SSD and eMMC Forensics 2016
SSD and eMMC Forensics 2016 – Part 2
What Has Changed in 2016 in the Way SSD Drives Self-Destruct Evidence. Demystifying eMMC, M.2, NVMe, and PCI-E.
by Yuri Gubanov, Oleg Afonin
© Belkasoft Research 2016
In the first part of this article, we reviewed different kinds of the most commonly used modern SSDs (M.2, PCI-E, NVMe devices) and talked about acquisition of these devices. In this part of the article, we will talk about external SSDs and eMMC and will cover trimming of eMMC.
The Advent of eMMC Storage
eMMC is a storage specification for flash-based non-volatile storage used in many compact and mobile devices. You will find eMMC storage in most Android smartphones, Android and Windows tablets, and in some of the less expensive Windows convertibles, low-end netbooks and ultra-portable devices, particularly those equipped with smaller displays and Intel Atom CPUs. eMMC storage has a lot in common with SD cards, and lacks sophistication and parallelism of SSD drives.
Traditionally, SSD drives have been large and expensive. Recent generations of Windows tablets, convertibles and ultra-light nettops (most of which are built around Intel Atom chip sets) employ a much smaller, cheaper and slower kind of storage in the form of eMMC chips. An eMMC chip is essentially an SD card that is built as a BGA chip soldered to the main board. Just like SSD drives, eMMC chips have a built-in controller, although eMMC controllers are considerably simpler and slower compared to those used in SSD drives. As a result, while eMMC may employ much of the same techniques as SSD drives (namely, overprovisioning, remapping, trimming and background erase), they may not implement some other options (e.g. many security features such as DRAT or DZAT). Even if an eMMC controller implements background garbage collection, it is going to work much slower compared to SSD drives since there is only a single channel available that is used for all read and write operations. eMMC chips do not have the massive parallelism of SSD drives, and are much slower to read or write data.
Notably, eMMC standard correctly defines trimming of empty blocks. So what happens to trimmed blocks located on an eMMC chip? Similar to an SSD drive, they may or may not be mapped out of the addressable space at any given time.

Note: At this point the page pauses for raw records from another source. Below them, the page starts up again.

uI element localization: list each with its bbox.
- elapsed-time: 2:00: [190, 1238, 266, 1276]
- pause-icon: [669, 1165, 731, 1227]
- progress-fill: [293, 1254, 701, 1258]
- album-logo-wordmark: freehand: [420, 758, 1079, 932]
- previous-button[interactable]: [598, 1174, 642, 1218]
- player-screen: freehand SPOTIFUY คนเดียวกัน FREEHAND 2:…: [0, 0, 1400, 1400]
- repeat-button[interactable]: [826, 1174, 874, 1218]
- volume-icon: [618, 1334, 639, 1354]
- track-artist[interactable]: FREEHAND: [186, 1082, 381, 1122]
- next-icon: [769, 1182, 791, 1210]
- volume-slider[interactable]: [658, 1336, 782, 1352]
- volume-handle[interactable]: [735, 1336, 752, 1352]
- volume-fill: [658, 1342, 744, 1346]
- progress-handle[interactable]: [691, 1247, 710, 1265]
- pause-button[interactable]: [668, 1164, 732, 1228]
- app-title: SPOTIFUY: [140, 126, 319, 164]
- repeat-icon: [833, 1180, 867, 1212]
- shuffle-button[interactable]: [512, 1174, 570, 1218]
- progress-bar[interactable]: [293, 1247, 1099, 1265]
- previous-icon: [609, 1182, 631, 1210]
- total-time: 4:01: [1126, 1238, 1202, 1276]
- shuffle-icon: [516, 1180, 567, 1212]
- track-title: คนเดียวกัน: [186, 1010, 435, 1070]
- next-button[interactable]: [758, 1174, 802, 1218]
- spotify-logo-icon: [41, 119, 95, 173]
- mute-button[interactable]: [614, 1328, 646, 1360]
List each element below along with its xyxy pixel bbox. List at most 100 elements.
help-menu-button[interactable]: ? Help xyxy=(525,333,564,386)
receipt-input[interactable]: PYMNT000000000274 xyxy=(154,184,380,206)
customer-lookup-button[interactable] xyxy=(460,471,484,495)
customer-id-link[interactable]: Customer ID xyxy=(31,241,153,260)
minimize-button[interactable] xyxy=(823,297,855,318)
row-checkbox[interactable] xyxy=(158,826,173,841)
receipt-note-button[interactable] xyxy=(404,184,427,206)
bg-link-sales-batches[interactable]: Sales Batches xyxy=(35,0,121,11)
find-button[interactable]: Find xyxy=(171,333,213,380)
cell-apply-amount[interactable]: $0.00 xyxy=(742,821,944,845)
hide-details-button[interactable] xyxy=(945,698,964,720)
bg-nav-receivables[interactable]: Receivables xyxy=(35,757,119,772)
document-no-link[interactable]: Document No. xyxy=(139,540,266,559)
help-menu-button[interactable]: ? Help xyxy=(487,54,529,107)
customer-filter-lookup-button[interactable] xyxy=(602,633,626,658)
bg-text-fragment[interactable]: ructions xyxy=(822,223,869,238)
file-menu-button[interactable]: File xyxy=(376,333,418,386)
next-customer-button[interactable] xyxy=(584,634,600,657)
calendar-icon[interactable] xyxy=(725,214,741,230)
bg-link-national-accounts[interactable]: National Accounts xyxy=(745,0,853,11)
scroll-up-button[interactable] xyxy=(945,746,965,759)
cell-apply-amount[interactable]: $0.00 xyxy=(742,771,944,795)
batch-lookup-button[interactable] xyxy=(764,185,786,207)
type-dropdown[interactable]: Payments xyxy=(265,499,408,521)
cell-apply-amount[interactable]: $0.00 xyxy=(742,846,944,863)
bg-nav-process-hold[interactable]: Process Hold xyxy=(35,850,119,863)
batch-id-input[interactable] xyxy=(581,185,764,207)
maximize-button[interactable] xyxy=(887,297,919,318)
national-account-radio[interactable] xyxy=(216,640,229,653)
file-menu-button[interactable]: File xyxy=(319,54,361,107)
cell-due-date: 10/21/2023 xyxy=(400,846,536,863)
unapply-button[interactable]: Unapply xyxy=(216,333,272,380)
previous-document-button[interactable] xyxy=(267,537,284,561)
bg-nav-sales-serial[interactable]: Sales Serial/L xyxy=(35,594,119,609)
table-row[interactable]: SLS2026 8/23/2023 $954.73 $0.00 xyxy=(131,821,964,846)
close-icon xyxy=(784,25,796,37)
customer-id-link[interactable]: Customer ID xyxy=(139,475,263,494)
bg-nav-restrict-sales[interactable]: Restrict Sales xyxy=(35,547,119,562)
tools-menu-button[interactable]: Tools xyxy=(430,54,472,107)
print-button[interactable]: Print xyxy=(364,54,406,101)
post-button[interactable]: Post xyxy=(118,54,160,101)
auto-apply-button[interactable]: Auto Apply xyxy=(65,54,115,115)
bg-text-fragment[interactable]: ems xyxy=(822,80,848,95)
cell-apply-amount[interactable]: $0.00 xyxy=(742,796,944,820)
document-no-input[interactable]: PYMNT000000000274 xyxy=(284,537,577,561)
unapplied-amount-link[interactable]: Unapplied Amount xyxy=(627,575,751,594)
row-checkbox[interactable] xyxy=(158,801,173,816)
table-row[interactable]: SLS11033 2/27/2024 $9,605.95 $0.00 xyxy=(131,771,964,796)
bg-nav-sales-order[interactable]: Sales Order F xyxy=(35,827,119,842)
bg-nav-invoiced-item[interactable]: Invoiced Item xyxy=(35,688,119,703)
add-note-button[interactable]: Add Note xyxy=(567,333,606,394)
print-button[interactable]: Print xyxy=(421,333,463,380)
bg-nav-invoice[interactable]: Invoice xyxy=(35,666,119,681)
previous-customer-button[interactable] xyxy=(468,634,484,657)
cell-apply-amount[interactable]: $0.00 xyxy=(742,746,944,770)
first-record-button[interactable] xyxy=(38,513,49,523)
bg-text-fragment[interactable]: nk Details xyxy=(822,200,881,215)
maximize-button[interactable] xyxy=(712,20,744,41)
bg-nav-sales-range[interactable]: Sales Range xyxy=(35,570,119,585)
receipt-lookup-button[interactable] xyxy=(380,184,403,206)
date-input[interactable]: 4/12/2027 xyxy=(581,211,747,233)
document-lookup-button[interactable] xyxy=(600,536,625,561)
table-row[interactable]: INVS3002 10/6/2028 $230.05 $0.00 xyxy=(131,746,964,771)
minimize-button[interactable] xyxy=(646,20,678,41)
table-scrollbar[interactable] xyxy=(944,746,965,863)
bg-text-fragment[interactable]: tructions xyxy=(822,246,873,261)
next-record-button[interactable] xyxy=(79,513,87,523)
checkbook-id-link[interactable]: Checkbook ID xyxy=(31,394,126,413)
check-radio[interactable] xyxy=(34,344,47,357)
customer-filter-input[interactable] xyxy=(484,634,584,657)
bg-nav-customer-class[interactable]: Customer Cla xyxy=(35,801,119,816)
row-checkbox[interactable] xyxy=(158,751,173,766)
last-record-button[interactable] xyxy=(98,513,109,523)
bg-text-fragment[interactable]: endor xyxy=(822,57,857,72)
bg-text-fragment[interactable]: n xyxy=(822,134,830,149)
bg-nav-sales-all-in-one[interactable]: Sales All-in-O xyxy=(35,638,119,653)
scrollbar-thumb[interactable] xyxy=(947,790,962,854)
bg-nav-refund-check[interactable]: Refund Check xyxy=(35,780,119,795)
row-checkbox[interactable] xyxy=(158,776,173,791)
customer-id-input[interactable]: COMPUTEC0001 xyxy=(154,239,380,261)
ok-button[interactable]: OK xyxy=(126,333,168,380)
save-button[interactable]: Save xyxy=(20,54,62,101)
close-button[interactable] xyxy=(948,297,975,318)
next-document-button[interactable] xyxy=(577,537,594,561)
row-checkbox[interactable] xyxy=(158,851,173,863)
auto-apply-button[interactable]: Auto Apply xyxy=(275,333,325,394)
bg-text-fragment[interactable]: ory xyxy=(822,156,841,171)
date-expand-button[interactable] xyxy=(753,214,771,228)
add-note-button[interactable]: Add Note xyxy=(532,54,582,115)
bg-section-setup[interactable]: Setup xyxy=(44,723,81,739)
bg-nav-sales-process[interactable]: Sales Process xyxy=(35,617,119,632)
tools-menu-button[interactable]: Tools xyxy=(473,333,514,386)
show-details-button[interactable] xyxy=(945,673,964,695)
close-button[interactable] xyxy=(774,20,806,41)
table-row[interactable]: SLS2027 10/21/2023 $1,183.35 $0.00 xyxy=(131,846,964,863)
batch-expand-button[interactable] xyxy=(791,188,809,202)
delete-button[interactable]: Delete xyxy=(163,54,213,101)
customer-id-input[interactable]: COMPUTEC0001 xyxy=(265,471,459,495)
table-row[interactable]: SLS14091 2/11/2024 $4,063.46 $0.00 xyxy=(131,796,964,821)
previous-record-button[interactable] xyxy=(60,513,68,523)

Unlike SSDs, the eMMC standard does not define either DRAT (definite read after trim) or DZAT (definite zeroes after trim), which leaves it to the eMMC manufacturer to define what exactly the storage controller returns when an attempt is made to read a trimmed data block. In our experience, trimmed blocks that have not yet been erased may still be read by making a physical dump of the eMMC chip (via physical acquisition, JTAG, ISP or chip-off).
Imaged eMMC chips have a much higher probability to retain data in trimmed blocks compared to SSD drives.
Similar to SSD drives, eMMC chips may have an overprovisioned area that is non-addressable and inaccessible from the outside. There is no feasible way of extracting information from the overprovisioned area. The area is invisible to physical acquisition, JTAG, ISP or chip-off since overprovisioned data blocks are not mapped onto available address space. Only the built-in controller has access to these data blocks. No interface is exposed to allow reading them from outside of the chip. Even if you take the chip out and read it directly, you will be unable to access overprovisioned blocks, as chip-off extraction of eMMC chips still relies on sending commands to the eMMC controller.
A Word on External SSDs: The Advent of UASP
In our original article, we claimed that external SSD drives and USB enclosures did not provide trim functionality. Since then, a relatively new development has emerged.
A new storage connectivity protocol was developed specifically for attaching solid-state storage over USB. USB Attached SCSI (UAS or UASP) is a new protocol that uses the standard SCSI command set instead of the older USB Mass Storage protocol available in most current products.